This has been subject of many reports and questions over the years. There has been heuristic suggestions that might work such as "update ffmpeg", "install additional codecs" – for example in the case of Ubuntu with "sudo apt install ubuntu-restricted-extras" – or by setting enviroment variables such as VLC_PLUGIN_PATH to some good directory, and so on. For some people these might work, but for many those have not.
I spent enough time trying to solve this, and I record my findings so that others need not to endure the same in the future – supposing search engines will find this note. While there may be other ways to encounter problems with H.264 or other codecs and python-vlc, I suspect this is a major one.
There was actually nothing wrong with the H.264 codec itself, its location, or python-vlc finding it. The problem was that the codec needed another standard library - in the case of Ubuntu it was libstdc++.so - and the version I had was too old for the codec.
It shouldn't have been like that, since I had installed the whole operating system less than a month ago. Thus everything should have been really well up to date. And it was, as well as no amount of additional updating or installing helped at all. The reason behind this was that I use Ananconda for python environments, and it masks system wide libraries with the ones that it has installed by itself. The newest libstdc++.so available from Anaconda default channel was over three years old.
To make python-vlc work, I removed my python environment for VLC, and created a new environment using conda-forge channel that has often more up to date components.
conda create --name vlc -c conda-forge python
conda activate vlc
pip install python-vlc
and the H.264 files played without problems. The Ananconda default channel had library version 29, whereas conda-forge had version 34.
If your problem is different, and you wish to inspect your system,
# python
import vlc
instance = vlc.Instance('--verbose=3')
media = instance.media_new("myfile.mp4")
player = instance.media_player_new()
player.set_media(media)
player.play()
could be useful. There will be tons of output. In my case it included
main decoder warning: cannot load module '/usr/lib/x86_64-linux-gnu/vlc/plugins/codec/libavcodec_plugin.so' (/home/myname/anaconda3/envs/vlc/bin/../lib/libstdc++.so.6: version 'GLIBCXX_3.4.30' not found (required by /lib/x86_64-linux-gnu/libjxl_threads.so.0.7))
Inspecting that library with strings libstdc++.so.6 | grep GLIBCXX showed that it would have GLIBCXX versions only up to 3.4.29.

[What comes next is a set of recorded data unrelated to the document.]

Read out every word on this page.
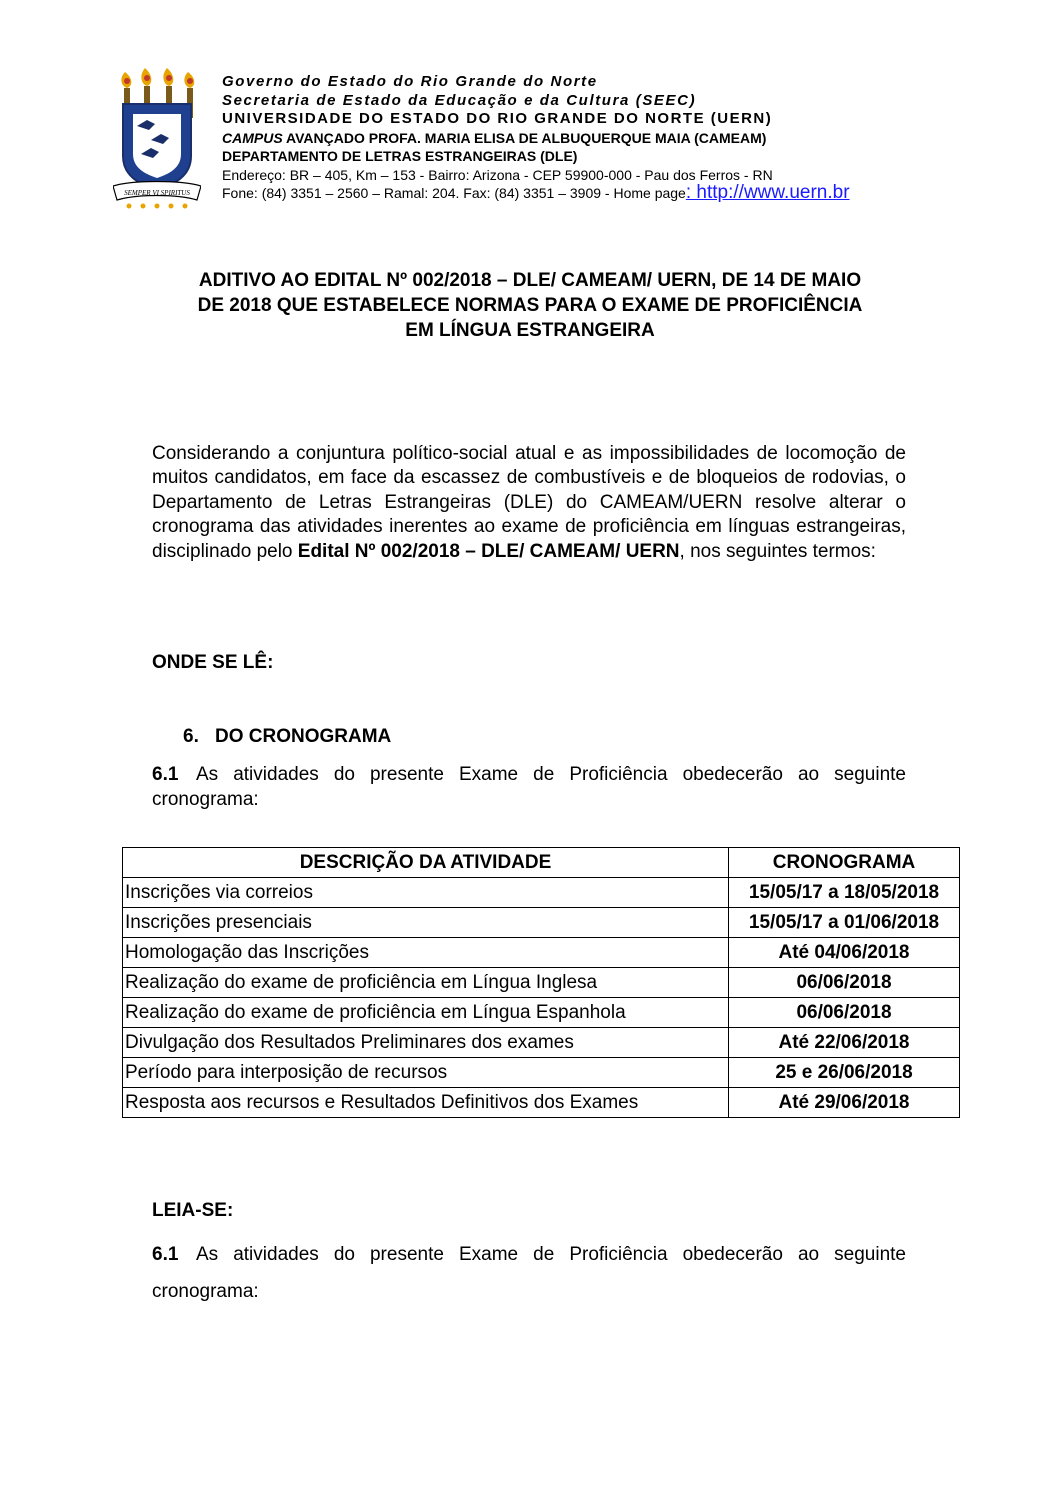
SEMPER VI SPIRITUS
Governo do Estado do Rio Grande do Norte
Secretaria de Estado da Educação e da Cultura (SEEC)
UNIVERSIDADE DO ESTADO DO RIO GRANDE DO NORTE (UERN)
CAMPUS AVANÇADO PROFA. MARIA ELISA DE ALBUQUERQUE MAIA (CAMEAM)
DEPARTAMENTO DE LETRAS ESTRANGEIRAS (DLE)
Endereço: BR – 405, Km – 153 - Bairro: Arizona - CEP 59900-000 - Pau dos Ferros - RN
Fone: (84) 3351 – 2560 – Ramal: 204. Fax: (84) 3351 – 3909 - Home page: http://www.uern.br
ADITIVO AO EDITAL Nº 002/2018 – DLE/ CAMEAM/ UERN, DE 14 DE MAIO
DE 2018 QUE ESTABELECE NORMAS PARA O EXAME DE PROFICIÊNCIA
EM LÍNGUA ESTRANGEIRA
Considerando a conjuntura político-social atual e as impossibilidades de locomoção de muitos candidatos, em face da escassez de combustíveis e de bloqueios de rodovias, o Departamento de Letras Estrangeiras (DLE) do CAMEAM/UERN resolve alterar o cronograma das atividades inerentes ao exame de proficiência em línguas estrangeiras, disciplinado pelo Edital Nº 002/2018 – DLE/ CAMEAM/ UERN, nos seguintes termos:
ONDE SE LÊ:
6. DO CRONOGRAMA
6.1 As atividades do presente Exame de Proficiência obedecerão ao seguinte
cronograma:
DESCRIÇÃO DA ATIVIDADE	CRONOGRAMA
Inscrições via correios	15/05/17 a 18/05/2018
Inscrições presenciais	15/05/17 a 01/06/2018
Homologação das Inscrições	Até 04/06/2018
Realização do exame de proficiência em Língua Inglesa	06/06/2018
Realização do exame de proficiência em Língua Espanhola	06/06/2018
Divulgação dos Resultados Preliminares dos exames	Até 22/06/2018
Período para interposição de recursos	25 e 26/06/2018
Resposta aos recursos e Resultados Definitivos dos Exames	Até 29/06/2018
LEIA-SE:
6.1 As atividades do presente Exame de Proficiência obedecerão ao seguinte
cronograma:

Additional note for Ubuntu users: snap sandboxing has become stricter, and while you could have used python-vlc with snap installed VLC with 20.04, you apparently cannot with Ubuntu 24.04. Thus use apt to install VLC.
I would also suggest making small note on the Install instructions. For example, "If you use Anaconda and you have codec problems, please make a conda environment by using conda-forge channel. The default channel may install standard libraries that are several years old, and those could manifest in errors with the codecs or otherwise. For example, an environment named vlc can be created by conda create -n vlc -c conda-forge python. Ubuntu users should use apt to install VLC. Sandboxed environments for VLC such as snap or flatpak might not work with python-vlc at least on some Linuxes.".